The Zbrojovka Z 18 is a car produced by Československá Zbrojovka in the 1920s. Derived from the more powerful of two Z 26 designs developed following the Disk, the Z 18 was first produced in 1925. The car was produced in a variety of body types, including a four seat open-top phaeton fitted with one, two and four doors, limousine and landaulet and a two-door roadster. It had a two-stroke two-cylinder 1004 cc engine which enabled the car to reach a speed of 80 kph. A total of 2,510 vehicles were produced before production ceased in 1930.

==Background==
After the failure of the Disk, Zbrojovka was determined that its next car design would be a success. The company had a new engineering team that included the talented František Mackrle and he designed two new designs, both named Z 26, with different engine sizes. The Board liked the more powerful version, but required the prototype to undergo rigorous testing, including driving over 9200 km across Europe, crossing the Dolomite and Alps and driving as far as Hamburg. The car passed the tests and entered production as the 4/18 or Z 18 in 1925.

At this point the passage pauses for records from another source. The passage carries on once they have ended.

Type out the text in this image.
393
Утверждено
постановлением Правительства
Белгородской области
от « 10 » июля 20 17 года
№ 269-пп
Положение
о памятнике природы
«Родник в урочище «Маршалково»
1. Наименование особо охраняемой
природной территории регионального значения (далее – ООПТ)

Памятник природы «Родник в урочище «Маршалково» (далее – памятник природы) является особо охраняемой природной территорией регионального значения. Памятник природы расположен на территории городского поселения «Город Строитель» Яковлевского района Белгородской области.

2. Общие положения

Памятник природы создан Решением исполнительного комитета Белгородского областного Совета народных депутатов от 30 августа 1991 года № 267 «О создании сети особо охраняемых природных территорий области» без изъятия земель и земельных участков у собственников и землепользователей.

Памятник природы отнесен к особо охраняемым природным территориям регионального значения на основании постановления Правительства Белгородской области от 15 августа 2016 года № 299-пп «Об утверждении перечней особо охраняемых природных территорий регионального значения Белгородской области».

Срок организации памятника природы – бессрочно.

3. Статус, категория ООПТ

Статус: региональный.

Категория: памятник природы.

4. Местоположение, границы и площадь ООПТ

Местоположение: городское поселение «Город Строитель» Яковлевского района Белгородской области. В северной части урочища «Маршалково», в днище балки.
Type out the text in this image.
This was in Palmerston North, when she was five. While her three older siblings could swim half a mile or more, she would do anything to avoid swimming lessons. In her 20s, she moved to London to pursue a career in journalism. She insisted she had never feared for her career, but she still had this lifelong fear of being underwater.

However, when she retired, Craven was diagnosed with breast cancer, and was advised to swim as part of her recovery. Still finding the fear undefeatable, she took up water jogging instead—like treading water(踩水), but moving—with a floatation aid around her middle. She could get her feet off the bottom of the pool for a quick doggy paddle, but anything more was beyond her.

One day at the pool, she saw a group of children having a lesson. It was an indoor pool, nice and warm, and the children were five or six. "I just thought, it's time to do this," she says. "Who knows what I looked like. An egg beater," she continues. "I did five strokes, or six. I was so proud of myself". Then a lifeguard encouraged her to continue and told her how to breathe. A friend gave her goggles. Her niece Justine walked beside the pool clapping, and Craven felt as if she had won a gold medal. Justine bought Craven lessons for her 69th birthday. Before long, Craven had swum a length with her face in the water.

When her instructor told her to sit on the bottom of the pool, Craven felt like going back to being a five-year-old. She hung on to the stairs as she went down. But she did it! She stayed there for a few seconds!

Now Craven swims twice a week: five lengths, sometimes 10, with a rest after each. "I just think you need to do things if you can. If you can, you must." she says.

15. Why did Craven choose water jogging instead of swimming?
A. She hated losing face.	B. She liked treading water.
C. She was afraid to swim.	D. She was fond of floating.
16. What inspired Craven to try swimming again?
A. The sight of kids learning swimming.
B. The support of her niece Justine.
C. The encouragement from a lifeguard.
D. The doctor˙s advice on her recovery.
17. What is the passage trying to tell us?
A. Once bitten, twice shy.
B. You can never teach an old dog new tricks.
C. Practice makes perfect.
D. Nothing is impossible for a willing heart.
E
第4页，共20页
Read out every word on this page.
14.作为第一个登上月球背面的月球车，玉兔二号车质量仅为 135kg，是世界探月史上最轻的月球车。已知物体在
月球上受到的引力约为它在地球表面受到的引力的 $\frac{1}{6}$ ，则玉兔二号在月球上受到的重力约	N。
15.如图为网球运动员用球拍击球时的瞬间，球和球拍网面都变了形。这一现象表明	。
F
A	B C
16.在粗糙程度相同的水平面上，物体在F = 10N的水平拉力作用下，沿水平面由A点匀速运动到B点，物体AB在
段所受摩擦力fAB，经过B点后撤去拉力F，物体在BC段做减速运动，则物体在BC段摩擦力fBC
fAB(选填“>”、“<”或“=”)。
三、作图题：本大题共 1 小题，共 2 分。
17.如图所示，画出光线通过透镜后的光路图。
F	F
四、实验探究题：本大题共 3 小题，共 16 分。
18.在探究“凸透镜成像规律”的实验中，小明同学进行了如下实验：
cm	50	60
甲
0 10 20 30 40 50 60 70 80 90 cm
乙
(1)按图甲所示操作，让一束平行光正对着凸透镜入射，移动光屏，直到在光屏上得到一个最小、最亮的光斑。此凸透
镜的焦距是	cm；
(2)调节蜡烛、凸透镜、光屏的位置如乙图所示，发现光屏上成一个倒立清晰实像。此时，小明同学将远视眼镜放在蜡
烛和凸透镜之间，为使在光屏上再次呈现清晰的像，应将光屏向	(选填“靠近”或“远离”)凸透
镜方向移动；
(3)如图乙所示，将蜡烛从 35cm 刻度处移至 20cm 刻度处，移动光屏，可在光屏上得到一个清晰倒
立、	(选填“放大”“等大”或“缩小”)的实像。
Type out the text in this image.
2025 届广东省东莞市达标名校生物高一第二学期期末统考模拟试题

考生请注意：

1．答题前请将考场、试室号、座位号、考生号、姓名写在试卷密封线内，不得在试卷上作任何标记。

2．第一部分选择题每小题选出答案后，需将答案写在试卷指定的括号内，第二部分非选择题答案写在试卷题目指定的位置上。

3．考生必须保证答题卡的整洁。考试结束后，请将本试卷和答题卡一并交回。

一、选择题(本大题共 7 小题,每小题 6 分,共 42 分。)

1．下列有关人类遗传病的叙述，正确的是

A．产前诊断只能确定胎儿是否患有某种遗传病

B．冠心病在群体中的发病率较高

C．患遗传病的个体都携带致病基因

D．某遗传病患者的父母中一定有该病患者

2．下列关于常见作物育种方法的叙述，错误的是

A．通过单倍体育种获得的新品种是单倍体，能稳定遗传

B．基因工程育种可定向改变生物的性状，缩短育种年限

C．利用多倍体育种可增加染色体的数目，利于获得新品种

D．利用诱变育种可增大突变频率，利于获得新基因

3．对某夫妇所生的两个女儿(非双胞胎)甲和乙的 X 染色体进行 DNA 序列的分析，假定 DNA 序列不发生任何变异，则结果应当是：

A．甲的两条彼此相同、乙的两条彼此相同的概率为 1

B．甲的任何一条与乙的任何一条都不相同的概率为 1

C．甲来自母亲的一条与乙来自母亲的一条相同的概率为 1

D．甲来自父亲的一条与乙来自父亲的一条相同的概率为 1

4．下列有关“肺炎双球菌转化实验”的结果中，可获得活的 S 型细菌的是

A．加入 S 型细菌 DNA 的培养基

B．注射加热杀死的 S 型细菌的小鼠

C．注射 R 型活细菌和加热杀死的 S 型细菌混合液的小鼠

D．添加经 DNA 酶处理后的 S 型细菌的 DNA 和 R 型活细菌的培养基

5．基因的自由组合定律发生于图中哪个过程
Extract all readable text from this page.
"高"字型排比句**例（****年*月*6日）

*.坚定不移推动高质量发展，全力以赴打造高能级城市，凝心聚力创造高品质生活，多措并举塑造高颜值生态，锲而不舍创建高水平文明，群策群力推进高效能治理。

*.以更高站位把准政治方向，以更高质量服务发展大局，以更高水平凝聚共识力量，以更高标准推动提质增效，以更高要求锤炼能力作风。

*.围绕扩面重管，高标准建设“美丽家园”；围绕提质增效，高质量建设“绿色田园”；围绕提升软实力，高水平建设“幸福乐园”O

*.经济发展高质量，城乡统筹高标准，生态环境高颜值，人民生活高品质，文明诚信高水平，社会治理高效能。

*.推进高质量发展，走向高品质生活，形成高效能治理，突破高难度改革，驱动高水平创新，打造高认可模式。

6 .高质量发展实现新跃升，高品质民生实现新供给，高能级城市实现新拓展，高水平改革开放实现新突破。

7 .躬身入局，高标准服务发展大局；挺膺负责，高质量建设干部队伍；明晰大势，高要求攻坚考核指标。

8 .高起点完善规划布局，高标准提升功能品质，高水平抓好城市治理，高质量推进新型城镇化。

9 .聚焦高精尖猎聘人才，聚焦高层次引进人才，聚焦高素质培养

==Design and development==
The Z 18 had a rectangular frame with rigid axles. The water cooled, two-stroke two-cylinder engine drove the rear wheels through a three speed gearbox. It had a bore of 80 mm and stroke 100 mm, capacity of 1004 cc and a Zenith carburettor.
The standard car was fitted with 730 x 130 disc wheels, although more expensive versions had Rudge-Whitworth wire wheels. The basic body style was a four seat phaeton which cost 35,000 Kčs in 1926. It was open-top with a single door on the left, steering wheel on the right and a bench seat that was accessed by lowering the left front seat.

The range of body types available increased over the car's production life. In September 1926, a limousine version was launched at the Prague Motor Show at a price of 40,500 Kčs. This had a fixed roof with four side windows and more equipment, including an electric cigar lighter and coat hanger. A sports roadster was also available, priced at 45,000 Kčs. Gradually over time, two and four door phaetons, landaulets and other custom designs were added to the range. There was also a pickup truck capable of carrying a 500 kg payload.

The Z 18 could reach a top speed of 80 kph and had a typical fuel consumption of between 10 and 11 L/100km.

==Production==
2,510 vehicles, including 1,000 commercial vehicles, were sold between 1926 and 1930.